Councilman Grant Wehrli cast the dissenting vote, saying the education pay and increased payments for experience and paramedic's licenses made the contract "too rich."
"I'm not underappreciative of the fine work they do," Wehrli said about the city's firefighters. "But math is math. We have to manage and we have to keep the city's finances in line."
The additional payments and step raises included in the contract increase the city's costs a total of $1.3 million over three years, but that increase represents a small amount of the fire department's roughly $32 million annual budget, Fire Chief Mark Puknaitis said.
Puknaitis said he expects that freezing the pay of any new firefighters hired in the next three years, and offering retirement incentives for up to 12 firefighters to end their Naperville careers, will provide savings to help offset the additional expenses.
At least four union members are expected to retire by the end of the year, but the incentives offered in the new contract -- either one year of city-paid medical insurance or one month of salary -- could entice up to eight more to turn in their gear.
"We wanted to give some sort of an incentive to make that decision and move on with that latter part of their life by retiring," said fire Lt. Dan Smith, the union's president. "And that way we can get new blood into the department to mentor and groom the way Naperville wants."
Differences between the salary and pension of a new employee and an employee of retirement age with at least 20 years' experience will help the city save $88,500 for each firefighter above the expected four who retire, according to Puknaitis.
"When we look at this entire contract, we look at it as a plus for the city, for the firefighters that protect this city," Puknaitis said.
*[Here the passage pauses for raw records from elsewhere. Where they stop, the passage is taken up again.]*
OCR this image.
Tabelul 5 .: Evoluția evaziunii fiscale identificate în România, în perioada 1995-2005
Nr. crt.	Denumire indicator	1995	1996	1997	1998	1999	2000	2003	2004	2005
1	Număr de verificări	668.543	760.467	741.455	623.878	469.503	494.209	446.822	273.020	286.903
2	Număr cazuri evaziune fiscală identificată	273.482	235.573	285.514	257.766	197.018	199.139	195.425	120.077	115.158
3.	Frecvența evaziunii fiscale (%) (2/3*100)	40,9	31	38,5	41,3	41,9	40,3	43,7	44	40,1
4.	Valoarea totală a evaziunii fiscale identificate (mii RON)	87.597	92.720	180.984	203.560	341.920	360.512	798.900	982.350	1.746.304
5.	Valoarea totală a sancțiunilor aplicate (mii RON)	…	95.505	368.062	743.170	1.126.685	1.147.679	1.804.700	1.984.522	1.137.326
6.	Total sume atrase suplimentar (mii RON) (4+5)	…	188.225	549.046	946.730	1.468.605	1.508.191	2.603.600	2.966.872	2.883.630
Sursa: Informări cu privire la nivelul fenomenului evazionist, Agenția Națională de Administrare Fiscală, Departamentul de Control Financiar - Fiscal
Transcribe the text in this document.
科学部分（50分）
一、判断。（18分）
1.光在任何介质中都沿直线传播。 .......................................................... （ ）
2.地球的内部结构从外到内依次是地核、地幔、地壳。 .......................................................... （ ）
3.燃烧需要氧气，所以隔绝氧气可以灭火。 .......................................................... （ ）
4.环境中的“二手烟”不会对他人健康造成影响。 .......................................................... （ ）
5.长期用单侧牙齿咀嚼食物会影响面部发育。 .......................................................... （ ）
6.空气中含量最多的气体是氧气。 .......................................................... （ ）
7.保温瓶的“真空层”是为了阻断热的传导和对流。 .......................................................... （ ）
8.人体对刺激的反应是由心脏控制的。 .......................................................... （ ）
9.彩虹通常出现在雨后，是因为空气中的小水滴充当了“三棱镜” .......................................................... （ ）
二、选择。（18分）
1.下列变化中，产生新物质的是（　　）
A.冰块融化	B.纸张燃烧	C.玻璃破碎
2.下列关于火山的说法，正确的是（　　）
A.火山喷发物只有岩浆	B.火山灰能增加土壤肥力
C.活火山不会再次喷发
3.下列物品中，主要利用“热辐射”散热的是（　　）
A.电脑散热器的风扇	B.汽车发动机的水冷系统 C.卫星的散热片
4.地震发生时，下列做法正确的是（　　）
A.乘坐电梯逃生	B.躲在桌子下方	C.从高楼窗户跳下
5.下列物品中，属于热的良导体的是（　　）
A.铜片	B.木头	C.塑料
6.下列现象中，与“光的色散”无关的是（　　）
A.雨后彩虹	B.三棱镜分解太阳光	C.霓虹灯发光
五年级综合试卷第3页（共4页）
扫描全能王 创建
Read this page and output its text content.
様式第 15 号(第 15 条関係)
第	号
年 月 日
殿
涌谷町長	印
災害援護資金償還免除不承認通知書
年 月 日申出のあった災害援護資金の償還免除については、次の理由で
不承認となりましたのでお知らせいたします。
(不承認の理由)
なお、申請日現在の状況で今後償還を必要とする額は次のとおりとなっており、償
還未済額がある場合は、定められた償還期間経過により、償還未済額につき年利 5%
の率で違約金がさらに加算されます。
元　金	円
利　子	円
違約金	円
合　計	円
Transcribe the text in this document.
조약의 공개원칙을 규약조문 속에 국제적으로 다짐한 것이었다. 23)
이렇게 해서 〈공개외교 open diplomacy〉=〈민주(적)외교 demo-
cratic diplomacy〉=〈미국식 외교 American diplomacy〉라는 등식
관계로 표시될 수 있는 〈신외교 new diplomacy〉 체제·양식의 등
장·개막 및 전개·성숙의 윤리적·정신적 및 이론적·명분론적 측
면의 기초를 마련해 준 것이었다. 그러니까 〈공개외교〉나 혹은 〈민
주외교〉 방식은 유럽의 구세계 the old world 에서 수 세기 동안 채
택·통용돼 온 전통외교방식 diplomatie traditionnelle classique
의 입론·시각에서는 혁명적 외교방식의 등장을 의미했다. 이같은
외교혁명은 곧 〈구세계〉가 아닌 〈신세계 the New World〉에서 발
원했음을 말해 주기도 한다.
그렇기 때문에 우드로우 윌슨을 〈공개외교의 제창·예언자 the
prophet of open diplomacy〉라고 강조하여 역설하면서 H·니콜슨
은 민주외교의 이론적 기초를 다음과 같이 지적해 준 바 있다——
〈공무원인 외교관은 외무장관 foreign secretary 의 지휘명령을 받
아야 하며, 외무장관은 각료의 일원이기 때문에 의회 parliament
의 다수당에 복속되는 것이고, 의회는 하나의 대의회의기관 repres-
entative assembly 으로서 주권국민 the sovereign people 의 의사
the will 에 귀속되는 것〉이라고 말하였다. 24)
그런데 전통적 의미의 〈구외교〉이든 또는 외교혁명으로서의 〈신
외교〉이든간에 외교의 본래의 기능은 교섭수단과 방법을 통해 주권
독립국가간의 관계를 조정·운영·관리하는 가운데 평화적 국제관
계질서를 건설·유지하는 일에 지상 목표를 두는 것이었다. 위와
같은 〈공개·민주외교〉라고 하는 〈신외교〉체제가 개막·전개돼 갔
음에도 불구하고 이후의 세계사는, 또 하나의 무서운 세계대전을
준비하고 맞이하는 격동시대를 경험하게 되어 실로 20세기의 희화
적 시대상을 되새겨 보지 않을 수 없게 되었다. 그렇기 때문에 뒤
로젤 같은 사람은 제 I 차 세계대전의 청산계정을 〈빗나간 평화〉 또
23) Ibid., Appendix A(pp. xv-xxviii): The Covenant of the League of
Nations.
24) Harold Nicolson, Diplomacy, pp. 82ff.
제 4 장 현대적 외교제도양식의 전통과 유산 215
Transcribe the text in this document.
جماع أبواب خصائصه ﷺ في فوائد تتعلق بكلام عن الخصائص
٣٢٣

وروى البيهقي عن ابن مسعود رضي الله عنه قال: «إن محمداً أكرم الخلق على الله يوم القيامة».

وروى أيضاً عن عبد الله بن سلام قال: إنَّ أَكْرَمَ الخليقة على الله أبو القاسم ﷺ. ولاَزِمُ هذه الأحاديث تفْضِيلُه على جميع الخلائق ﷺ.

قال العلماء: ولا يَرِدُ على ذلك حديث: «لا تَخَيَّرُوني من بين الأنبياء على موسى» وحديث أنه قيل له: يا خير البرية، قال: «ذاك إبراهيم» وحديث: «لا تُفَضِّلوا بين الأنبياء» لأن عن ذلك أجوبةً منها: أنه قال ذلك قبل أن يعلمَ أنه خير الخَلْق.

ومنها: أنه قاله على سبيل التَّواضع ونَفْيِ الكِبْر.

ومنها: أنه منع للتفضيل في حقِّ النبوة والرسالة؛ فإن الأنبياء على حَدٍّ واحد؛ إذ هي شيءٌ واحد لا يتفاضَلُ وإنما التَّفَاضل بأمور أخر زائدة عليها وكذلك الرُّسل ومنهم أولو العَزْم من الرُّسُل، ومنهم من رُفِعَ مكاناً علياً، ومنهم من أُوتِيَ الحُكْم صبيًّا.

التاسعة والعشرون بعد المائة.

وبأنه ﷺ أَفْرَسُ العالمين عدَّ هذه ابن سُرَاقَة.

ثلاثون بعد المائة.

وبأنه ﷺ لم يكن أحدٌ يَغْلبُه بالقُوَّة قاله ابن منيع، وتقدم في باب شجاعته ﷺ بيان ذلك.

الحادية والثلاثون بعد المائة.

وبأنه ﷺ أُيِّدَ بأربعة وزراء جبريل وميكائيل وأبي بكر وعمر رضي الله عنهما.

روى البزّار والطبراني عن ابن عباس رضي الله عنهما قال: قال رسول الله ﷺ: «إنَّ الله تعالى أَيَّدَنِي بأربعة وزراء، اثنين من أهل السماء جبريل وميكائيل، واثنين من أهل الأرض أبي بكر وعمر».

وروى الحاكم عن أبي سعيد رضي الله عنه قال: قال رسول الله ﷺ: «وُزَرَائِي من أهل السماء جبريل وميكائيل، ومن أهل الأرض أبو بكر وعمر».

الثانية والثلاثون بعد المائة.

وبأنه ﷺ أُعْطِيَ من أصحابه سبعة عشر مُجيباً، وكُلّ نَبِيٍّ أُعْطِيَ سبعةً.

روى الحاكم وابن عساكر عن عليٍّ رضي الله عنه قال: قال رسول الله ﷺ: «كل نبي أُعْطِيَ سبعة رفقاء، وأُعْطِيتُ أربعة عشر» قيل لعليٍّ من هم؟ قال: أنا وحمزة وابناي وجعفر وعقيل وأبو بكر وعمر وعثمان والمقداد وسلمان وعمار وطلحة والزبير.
"We will work hard in the future to keep costs low and continue to remain very efficient."
The city and the firefighters union negotiated the new contract in 90 days without the involvement of attorneys for either side, which Smith said saved the union at least $15,000 in legal fees. The pact is retroactive to May 1 and lasts until April 30, 2016.
The union's membership approved it by a nearly unanimous 100-1 vote, the most resounding nod to any contract in Smith's time.
"Overall I think members are going to be very happy with it," he said.